What is slightly less easy is the use of terms such as one finds
on p. 79: Gravisca Type 2, or Sartorio Type 1. They are not
explained, even in the Introduction, and not easily found through
the Bibliography. For the former the reader needs to be
experienced enough to look under H (R. Hannoun, "Lampes de
Graviscae", MEFRA 82, 1970, 237-262), and for the latter
under P (G. Pisani Sartorio, " Vogelkopflampen' e lucerne da
spedizione'", RendPontAcc 42, 1969-70, 81-93). As a
detail, is no. 986 (shown only in a drawing) really a barbarian,
as stated, or is he in fact a papposilenos?

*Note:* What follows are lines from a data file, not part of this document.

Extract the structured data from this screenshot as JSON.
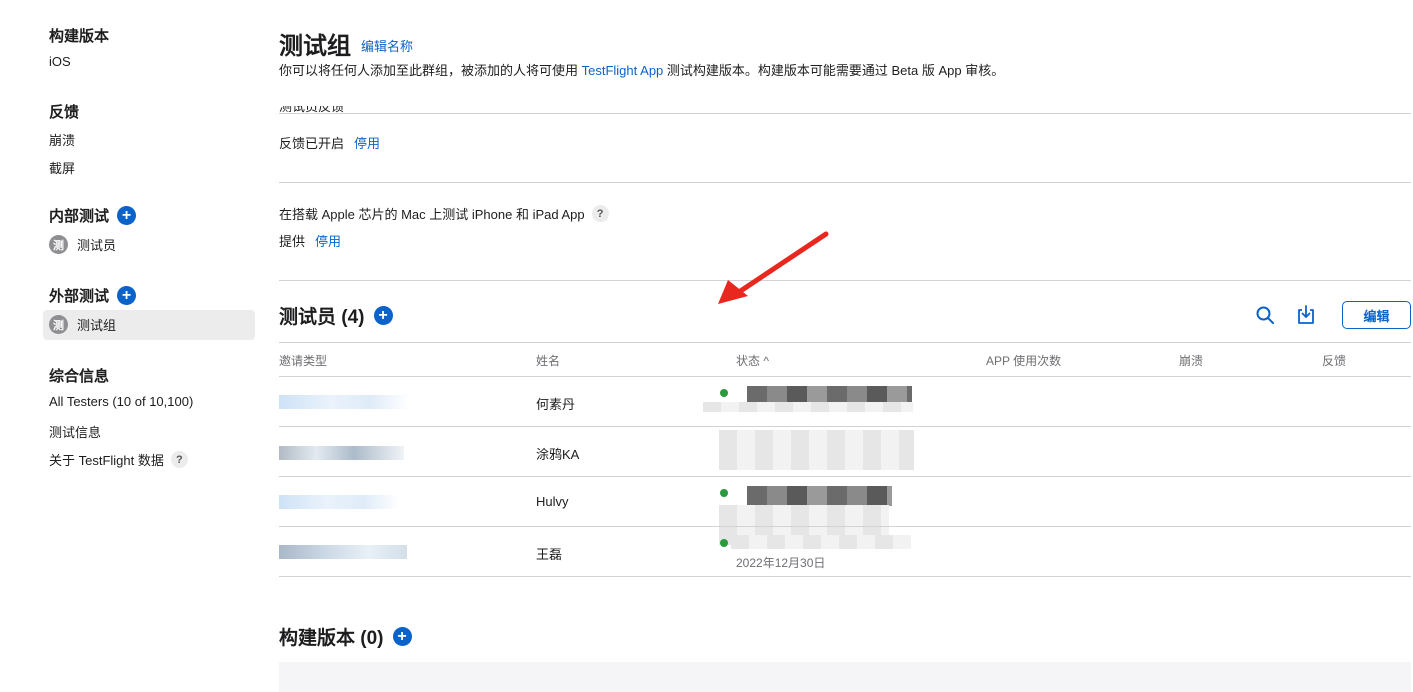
{
  "sidebar": {
    "build": {
      "title": "构建版本",
      "items": [
        "iOS"
      ]
    },
    "feedback": {
      "title": "反馈",
      "items": [
        "崩溃",
        "截屏"
      ]
    },
    "internal": {
      "title": "内部测试",
      "items": [
        {
          "avatar": "测",
          "label": "测试员"
        }
      ]
    },
    "external": {
      "title": "外部测试",
      "items": [
        {
          "avatar": "测",
          "label": "测试组"
        }
      ]
    },
    "general": {
      "title": "综合信息",
      "items": [
        "All Testers (10 of 10,100)",
        "测试信息",
        "关于 TestFlight 数据"
      ],
      "help": "?"
    }
  },
  "header": {
    "title": "测试组",
    "edit_name": "编辑名称",
    "desc_before": "你可以将任何人添加至此群组，被添加的人将可使用 ",
    "desc_link": "TestFlight App",
    "desc_after": " 测试构建版本。构建版本可能需要通过 Beta 版 App 审核。"
  },
  "feedback_setting": {
    "label_cut": "测试员反馈",
    "status": "反馈已开启",
    "action": "停用"
  },
  "mac_setting": {
    "label": "在搭载 Apple 芯片的 Mac 上测试 iPhone 和 iPad App",
    "help": "?",
    "status": "提供",
    "action": "停用"
  },
  "testers": {
    "title": "测试员 (4)",
    "edit_label": "编辑",
    "columns": [
      "邀请类型",
      "姓名",
      "状态 ^",
      "APP 使用次数",
      "崩溃",
      "反馈"
    ],
    "rows": [
      {
        "name": "何素丹",
        "date": ""
      },
      {
        "name": "涂鸦KA",
        "date": ""
      },
      {
        "name": "Hulvy",
        "date": ""
      },
      {
        "name": "王磊",
        "date": "2022年12月30日"
      }
    ]
  },
  "builds": {
    "title": "构建版本 (0)"
  },
  "icons": {
    "plus": "plus-circle-icon",
    "search": "search-icon",
    "download": "download-icon",
    "help": "question-mark-icon"
  },
  "colors": {
    "accent": "#0b63c9",
    "annotation_arrow": "#e8281e",
    "status_green": "#2b9a3c"
  }
}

There are no Conclusions, and, although it may be argued that
others can make them from the evidence provided, it is
regrettable. No one else in our time is likely to acquire a
similar knowledge of this body of material, and, given the manner
of publication, we are so very reliant on the authors' verbal
descriptions and classifications. Among many reasons the
material is important is the fact that it comes from a settlement
site, not from tombs like most of the material in museum
collections. The excavation therefore provided an important
opportunity to develop discussion of the use of lamps in domestic
and public contexts at the various periods during the life of an
Italian site from foundation (273 bc) to its final extinction in
the early fifth century ad. (See now E. Fentress, "Cosa in the
Empire: The Unmaking of a Roman Town," JRA 7, 1994,
208-222.) One would also have liked to see more on issues of
trade in a colony and its patterns through time, or on the
selection of decorative motifs in a settlement context. As to
this last, themes of popular entertainment seem relatively
common, with motifs drawn from the circus and the arena. But on
the sample presented in this report, there is hardly anything
from the theatre. It is legitimate to ask why. The answer can
hardly be because there is no evidence of a theatre-building at
Cosa--there is no circus or amphitheatre either. Could it be
that lamps decorated with masks were thought primarily
appropriate for the grave? And if so, what does that tell us
about the function of images of masks in Roman Italy?